Die Bevölkerung der 200.000-Menschen-Stadt unterstützt die Bergleute. Viele Bewohner leben in erbärmlichen Verhältnissen. Nicht etwa, weil ihnen das Geld fehlte. Nein. Finanziell gehören sie sogar zu den Bessergestellten. Als Arbeiter im hohen Norden erhalten sie eine „Polarzulage“. Nach fünf Jahren macht sie immerhin 180 Prozent des Tariflohnes aus. Es fehlt aber am Elementarsten. Noch immer hocken Zigtausende in kleinen Holzhäusern, windschiefen Hütten, die aus der Gründerzeit stammen. Manchmal vier Familien in einem Haus auf engstem Raum, ohne Kanalisation oder fließendem Wasser. In den 30er Jahren war Workuta eines der berüchtigsten Straflager des Archipel Gulag. „Dabei“, meint Sascha verbittert, „liegt unter jeder Eisenbahnschwelle, die zu uns führt, eine Leiche.“

Die Zeche „Promeischlennost“ ist in Workuta ein Sonderfall.
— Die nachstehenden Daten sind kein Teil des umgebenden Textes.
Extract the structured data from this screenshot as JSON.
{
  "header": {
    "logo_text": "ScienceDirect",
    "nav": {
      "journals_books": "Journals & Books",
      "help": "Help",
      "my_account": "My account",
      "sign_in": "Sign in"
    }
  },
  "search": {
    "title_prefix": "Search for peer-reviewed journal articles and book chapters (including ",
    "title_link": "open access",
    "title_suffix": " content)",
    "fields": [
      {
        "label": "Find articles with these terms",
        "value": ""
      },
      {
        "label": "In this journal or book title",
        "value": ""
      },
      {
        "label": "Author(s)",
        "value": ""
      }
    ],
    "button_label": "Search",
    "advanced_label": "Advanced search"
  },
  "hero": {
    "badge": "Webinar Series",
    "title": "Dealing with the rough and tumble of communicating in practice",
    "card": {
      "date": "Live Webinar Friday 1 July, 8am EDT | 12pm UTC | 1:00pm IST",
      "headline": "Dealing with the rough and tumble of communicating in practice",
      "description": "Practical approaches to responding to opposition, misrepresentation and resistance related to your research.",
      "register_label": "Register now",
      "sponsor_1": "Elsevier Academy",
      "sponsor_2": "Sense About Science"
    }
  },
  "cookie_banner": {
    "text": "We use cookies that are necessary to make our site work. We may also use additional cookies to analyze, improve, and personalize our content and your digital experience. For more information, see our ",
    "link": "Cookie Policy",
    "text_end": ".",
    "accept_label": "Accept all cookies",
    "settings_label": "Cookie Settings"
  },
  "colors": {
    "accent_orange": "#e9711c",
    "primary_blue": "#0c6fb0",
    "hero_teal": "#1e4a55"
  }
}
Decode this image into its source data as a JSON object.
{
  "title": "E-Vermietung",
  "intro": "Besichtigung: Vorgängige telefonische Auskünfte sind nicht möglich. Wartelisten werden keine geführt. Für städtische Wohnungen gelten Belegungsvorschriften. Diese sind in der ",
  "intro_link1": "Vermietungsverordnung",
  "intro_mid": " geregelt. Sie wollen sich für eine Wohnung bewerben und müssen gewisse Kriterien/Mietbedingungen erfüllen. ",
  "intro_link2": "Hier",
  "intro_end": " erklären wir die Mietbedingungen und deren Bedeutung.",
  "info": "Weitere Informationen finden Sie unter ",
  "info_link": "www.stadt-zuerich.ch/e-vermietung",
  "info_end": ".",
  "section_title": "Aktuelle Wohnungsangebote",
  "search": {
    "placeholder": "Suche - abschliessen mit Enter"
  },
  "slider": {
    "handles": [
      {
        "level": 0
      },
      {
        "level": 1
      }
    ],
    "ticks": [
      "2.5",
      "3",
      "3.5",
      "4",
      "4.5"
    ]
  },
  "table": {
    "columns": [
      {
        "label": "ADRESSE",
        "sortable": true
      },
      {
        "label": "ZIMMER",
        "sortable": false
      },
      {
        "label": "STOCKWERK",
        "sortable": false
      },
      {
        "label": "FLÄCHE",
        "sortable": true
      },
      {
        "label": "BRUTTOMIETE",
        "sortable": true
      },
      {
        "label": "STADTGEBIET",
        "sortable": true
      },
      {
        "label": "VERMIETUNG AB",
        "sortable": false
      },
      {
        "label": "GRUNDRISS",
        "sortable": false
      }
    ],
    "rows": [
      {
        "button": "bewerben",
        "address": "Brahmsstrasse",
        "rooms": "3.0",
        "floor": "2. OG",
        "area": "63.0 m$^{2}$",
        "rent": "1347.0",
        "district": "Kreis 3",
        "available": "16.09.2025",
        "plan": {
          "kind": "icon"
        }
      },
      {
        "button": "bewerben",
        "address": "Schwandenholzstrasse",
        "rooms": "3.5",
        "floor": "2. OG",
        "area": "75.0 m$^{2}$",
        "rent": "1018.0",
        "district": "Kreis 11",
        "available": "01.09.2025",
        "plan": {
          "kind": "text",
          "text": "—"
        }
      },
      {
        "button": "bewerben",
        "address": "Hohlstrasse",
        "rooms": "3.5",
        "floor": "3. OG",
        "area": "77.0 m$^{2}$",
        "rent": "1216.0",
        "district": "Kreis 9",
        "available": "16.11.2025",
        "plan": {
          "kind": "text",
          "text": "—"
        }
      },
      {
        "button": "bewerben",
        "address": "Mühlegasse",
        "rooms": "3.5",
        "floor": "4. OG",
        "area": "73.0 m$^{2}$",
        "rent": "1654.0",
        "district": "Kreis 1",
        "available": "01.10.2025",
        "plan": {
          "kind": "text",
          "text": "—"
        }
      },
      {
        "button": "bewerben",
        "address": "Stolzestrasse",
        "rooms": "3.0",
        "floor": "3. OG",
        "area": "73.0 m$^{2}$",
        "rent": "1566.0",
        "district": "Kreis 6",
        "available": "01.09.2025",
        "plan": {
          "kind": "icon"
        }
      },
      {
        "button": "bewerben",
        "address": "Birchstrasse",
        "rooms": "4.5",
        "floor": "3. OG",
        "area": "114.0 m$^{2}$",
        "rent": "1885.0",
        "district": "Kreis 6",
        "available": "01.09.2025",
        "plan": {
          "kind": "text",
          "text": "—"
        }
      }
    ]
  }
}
Sie wird nicht bestreikt. Ihre Arbeiter erhielten vom Ministerium die Erlaubnis, einen Teil der geförderten Kohle auf eigene Rechnung zu verkaufen. Ähnliches schwebte den anderen Gruben eigentlich auch vor. Jetzt ist es ihnen schon zu wenig und sie äußern sich verächtlich über die „Streikbrecher“. „Man hat dem Hund einen Knochen vorgeworfen...“ rümpft Sascha die Nase. Prognosen über einen Erfolg des Streiks will er lieber nicht abgeben.